Il est un peu tôt pour dresser le bilan des hôpitaux de proximité. Nous avions plaidé pour que le statut d'hôpital de proximité soit mieux reconnu. Aujourd'hui, il est adossé aux missions de service public telles qu'elles figurent dans la loi Touraine et un financement mixte a été calé – pour partie financement à l'activité, pour partie dotation socle. C'est dans ces établissements que l'on peut sans doute inventer des coopérations nouvelles entre médecine de ville et médecine hospitalière, et en tout cas les tester. Nécessité faisant loi, de nombreuses collectivités territoriales n'ont fort heureusement pas attendu l'adoption des grandes lois pour retrousser leurs manches. Alors que la France n'a jamais compté autant de médecins, jamais le problème de l'accès aux soins, qui entraîne celui de la qualité des soins auxquels accèdent les patients, n'a été aussi criant. Ce paradoxe français, difficile à faire comprendre, résulte de certains blocages dont j'imagine que vous les signalerez.

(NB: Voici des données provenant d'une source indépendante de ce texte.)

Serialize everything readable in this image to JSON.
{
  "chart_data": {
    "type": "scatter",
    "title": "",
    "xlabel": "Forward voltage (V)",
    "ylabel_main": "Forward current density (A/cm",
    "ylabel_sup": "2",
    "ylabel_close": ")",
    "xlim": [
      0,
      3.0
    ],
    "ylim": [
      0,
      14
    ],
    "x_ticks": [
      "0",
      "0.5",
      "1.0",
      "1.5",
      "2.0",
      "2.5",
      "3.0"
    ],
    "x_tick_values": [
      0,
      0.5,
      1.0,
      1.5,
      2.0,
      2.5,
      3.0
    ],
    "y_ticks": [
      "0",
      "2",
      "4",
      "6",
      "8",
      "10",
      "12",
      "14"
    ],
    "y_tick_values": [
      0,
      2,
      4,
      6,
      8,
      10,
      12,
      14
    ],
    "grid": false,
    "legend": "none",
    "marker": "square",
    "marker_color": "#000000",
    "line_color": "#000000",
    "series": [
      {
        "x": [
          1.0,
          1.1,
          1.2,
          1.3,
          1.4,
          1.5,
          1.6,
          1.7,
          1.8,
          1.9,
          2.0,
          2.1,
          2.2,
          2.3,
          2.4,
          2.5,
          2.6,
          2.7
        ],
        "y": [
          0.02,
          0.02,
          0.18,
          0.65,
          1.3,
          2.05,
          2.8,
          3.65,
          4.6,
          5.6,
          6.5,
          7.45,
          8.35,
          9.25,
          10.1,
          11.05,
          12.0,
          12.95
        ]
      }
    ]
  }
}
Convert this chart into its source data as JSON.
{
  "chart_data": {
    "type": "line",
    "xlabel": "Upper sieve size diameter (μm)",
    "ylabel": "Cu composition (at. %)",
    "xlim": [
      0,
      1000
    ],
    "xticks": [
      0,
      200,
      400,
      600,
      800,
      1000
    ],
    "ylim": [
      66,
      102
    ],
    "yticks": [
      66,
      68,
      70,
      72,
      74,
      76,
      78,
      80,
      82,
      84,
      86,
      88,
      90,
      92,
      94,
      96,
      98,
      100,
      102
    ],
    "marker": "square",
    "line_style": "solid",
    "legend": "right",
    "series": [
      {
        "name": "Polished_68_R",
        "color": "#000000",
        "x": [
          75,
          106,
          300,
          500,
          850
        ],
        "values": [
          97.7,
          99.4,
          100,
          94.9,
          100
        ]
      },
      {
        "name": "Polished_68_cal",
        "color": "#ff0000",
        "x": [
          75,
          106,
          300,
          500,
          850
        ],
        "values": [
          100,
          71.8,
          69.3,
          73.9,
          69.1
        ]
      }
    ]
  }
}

Depuis quelques années déjà, nous avons fait de conditions d'installation coercitives une proposition parmi d'autres. Nous avons proposé de conserver la liberté d'installation mais de ne plus autoriser l'installation en secteur 2 dans les zones surdotées, en refusant cette possibilité au énième spécialiste venant s'installer dans une ville déjà largement fournie. Nous estimons qu'il ne revient pas à la solidarité nationale de financer des médecins qui choisissent de s'installer là où le besoin ne s'en fait pas sentir en termes de santé ou de santé publique. Le Gouvernement esquisse de nouvelles propositions pour tenter de trouver une voie de passage entre la liberté d'installation et la coercition. Pour être franc, de nombreuses solutions ont été testées depuis des années, et je pense que ce plan sera la dernière chance d'éviter la coercition. S'il ne fonctionne pas, je ne vois pas comment on pourra faire l'économie d'un débat transparent à ce sujet. Les Français pourraient demander à juste titre de manière un peu plus vigoureuse pourquoi, alors qu'il n'y a jamais eu autant de médecins dans notre pays, on a autant de mal à accéder à un cabinet médical. Il y a là une question politique majeure.

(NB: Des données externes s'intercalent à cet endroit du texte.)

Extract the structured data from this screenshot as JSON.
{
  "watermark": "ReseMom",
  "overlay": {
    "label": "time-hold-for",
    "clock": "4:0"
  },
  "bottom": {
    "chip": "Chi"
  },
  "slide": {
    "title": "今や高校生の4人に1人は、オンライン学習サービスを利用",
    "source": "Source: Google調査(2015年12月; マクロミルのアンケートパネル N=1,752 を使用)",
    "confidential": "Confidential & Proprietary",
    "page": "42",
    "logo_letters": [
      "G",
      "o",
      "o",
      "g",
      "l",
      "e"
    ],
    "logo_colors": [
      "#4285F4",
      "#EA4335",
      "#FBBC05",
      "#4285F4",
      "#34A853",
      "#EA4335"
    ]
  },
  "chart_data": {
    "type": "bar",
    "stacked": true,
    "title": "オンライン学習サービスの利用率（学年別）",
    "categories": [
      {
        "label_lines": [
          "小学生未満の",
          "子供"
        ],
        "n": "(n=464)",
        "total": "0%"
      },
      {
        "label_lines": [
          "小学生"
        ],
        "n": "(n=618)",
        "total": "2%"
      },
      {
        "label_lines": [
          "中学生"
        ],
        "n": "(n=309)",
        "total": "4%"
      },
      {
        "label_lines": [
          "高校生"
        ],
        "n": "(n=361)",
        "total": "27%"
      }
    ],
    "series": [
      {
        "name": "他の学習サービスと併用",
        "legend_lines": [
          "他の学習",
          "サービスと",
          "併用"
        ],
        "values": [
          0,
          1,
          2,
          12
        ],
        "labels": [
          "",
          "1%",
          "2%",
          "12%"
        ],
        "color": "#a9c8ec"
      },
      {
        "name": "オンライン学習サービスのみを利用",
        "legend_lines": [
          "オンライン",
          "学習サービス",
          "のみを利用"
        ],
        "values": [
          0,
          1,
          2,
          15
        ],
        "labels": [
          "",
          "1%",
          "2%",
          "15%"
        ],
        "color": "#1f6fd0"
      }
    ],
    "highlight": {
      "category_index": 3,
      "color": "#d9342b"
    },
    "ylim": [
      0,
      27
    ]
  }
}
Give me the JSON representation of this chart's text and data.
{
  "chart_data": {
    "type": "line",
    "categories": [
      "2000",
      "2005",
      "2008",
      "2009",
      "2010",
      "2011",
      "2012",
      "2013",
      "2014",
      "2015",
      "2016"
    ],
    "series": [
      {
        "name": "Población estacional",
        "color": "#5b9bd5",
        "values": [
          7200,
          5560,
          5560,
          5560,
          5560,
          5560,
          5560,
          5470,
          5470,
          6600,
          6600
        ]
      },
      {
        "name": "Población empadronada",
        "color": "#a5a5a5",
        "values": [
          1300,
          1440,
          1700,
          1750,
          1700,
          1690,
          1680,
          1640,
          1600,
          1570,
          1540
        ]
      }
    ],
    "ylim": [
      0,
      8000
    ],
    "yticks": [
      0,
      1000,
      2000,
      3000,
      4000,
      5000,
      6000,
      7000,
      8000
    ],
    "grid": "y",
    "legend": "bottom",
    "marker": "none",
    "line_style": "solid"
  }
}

La FHF plaide depuis toujours en faveur de la coopération entre médecine de ville et hôpital. Dans un premier temps, les GHT regroupent des hôpitaux publics ; dans un second temps, quand cette synergie aura eu lieu, quand chaque établissement membre d'un GHT ne pensera plus son avenir entre ses quatre murs mais en coopération dans son territoire, il serait logique et souhaitable que les GHT s'ouvrent au secteur privé dans toutes ses composantes : cliniques et tous établissements, et aussi médecine de ville. Ainsi construira-t-on le projet médical de territoire avec toutes les forces de santé qui y sont présentes.
Actuellement, 90 % des urgences sont assurées par les établissements publics. Y a-t-il trop de services d'urgence en certains lieux ? Peut-être, et il faut s'interroger sur la carte de ces services. Au nombre de nos propositions figure celle de permettre aux hôpitaux d'accueillir dans les locaux hospitaliers, à proximité des urgences, un exercice libéral. Ainsi des médecins de ville pourraient-ils, tous en gardant leur mode de rémunération habituel, venir exercer en lien avec les urgences. Je connais au moins un exemple de ce type, à Fontainebleau, où une maison de santé universitaire travaille en liaison avec les urgences ; il y en a d'autres.
Le plan santé suscite de grands espoirs, car le précédent quinquennat a fait beaucoup perdre à notre système de santé en éludant les réformes nécessaires, qu'il s'agisse de celle du financement, de la lutte contre les actes inutiles ou encore de la permanence des soins. Qui doit participer à celle-ci ? Doit-elle reposer uniquement sur l'offre publique ? Il faut rendre grâce au gouvernement actuel d'aborder les questions de fond qui ne l'ont pas été, et nous attendons maintenant des annonces plus précises. La situation se tend dans les hôpitaux. Le Président de la République a dit qu'il n'y aurait pas d'économies sur l'hôpital pendant son quinquennat ; dont acte. Néanmoins, en 2018, les établissements de santé devront faire un milliard d'euros d'économies. J'aurais tendance à penser que cela commence mal, mais qui sait : peut-être aurons-nous un milliard d'euros supplémentaires dans les quatre années qui restent ? En tout cas, l'équation économique reste pour l'instant très difficile. Or, derrière les chiffres, il y a la réalité des pressions dans l'activité quotidienne et dans le fonctionnement des établissements. Cela doit être pris en compte, mais il s'agit d'autre chose que des déserts médicaux et de l'accès aux soins.